A estética é um fundamento importante nas comunidades humanas desde tempos imemoriais. Para além das expectativas de gênero, determinados penteados, modificações corporais e vestimentas servem como marcadores socioeconômicos e para designar em qual fase da vida uma pessoa se encontra. Após o tráfico transatlântico e a chegada de indivíduos africanos às Américas, aspectos das culturas africanas foram preservados através da culinária, de influências na língua e cultura, como também por intermédio da estética.
Entretanto, numa cultura que demoniza a aparência física natural de mulheres e homens negros, determinados penteados presentes nas comunidades negras passaram a se tornar populares entre mulheres negras por “esconderem” as texturas cacheadas e crespas, sustentando uma similaridade, em comprimento, com os cabelos lisos.
Nesta semana, a tricologista e especialista em estética negra Josi Helena trouxe reflexões importantes acerca das consequências nefastas do racismo estético sobre mulheres, “a busca por pertencimento através da estética adoece quem mais longe está do ‘ideal’ imposto. Não é o comprimento ou textura dos cabelos que determina o que é ser feminina ou bela, mas no subconsciente de mulheres negras isso não é verdade”, disse em matéria ao veículo Mundo Negro.

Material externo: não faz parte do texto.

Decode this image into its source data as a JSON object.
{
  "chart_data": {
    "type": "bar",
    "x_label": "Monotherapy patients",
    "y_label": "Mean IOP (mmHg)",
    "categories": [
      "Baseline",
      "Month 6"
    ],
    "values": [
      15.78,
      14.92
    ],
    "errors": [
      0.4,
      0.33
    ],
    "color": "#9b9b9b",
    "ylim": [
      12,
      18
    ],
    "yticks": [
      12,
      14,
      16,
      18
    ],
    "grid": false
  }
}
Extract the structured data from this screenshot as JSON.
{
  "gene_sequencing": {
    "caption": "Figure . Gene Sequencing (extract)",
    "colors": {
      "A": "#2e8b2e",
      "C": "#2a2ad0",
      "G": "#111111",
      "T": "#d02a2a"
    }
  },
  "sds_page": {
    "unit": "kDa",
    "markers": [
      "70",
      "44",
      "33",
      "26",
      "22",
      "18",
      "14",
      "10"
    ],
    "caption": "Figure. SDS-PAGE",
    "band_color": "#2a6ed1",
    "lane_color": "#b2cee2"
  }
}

Na sociedade patriarcal, a feminilidade é um conjunto de regras, expectativas e normas sociais que são impostas às mulheres a partir da socialização feminina. Via de regra, se constitui na docilização e coação social, forçando culturalmente comportamentos submissos e despersonalizados nas pessoas do sexo feminino. Mulheres que escapam às normas comportamentais e estéticas sofrem duras punições que abrangem desde colocações desfavoráveis no mercado de trabalho até o feminicídio.
Entretanto, se faz necessário recordar que a feminilidade não é imposta de uma mesma maneira a todas as mulheres sob o Patriarcado. Devido ao histórico colonial, a feminilidade à brasileira pode se configurar a partir de três grandes estereótipos: a “mulher dócil”, a “negra insaciável” e a “nativa selvagem”.
Nessa tríade, a docilidade é esperada de mulheres brancas, assim como uma maior adequação à feminilidade eurocêntrica (casar-se, tornar-se mãe de família nuclear burguesa, virgindade, submissão e pureza). Já das negras e indígenas, é esperada uma feminilidade brutalizada e hipersexual, coadunando com os estereótipos raciais que sustentam a imagem de mulheres racializadas como “animais de segunda classe”, não-humanas e não-mulheres. Dessa maneira, espera-se que negras e indígenas sejam trabalhadoras despersonalizadas, tenham sua aparência natural classificada como “feia”, mas seus corpos como “atraentes” e prontos para o consumo.
Yasmin Morais
Ao tentar se adequar ao estereótipo de “mulher dócil” a partir de uma performance de docilidade e modificações estéticas como clareamentos, alisamentos e uso excessivo de tranças, mulheres negras tentam escapar ao estereótipo brutal que nos descreve como indignas até mesmo da mulheridade, nos alocando em um espaço social mais vulnerável.
Pesquisas recentes encontraram substâncias cancerígenas e capazes de ocasionar lesões oculares em produtos voltados à estética de mulheres negras. Caracterizando um risco para além dos danos psicológicos. Além disso, o uso recorrente de tranças e apliques tem sido causa central de casos de alopecia por tração e alopecia irreversível. Percebemos assim que a saúde e preservação das mulheres negras não é respeitada, ao ponto de estarmos mais suscetíveis à intoxicação a partir dos produtos que muitas tendemos a usar apenas para que sejamos vistas sob um olhar mais humanizado.
A estética importa, é uma arma que tem sido usada contra nós desde que aqui chegamos.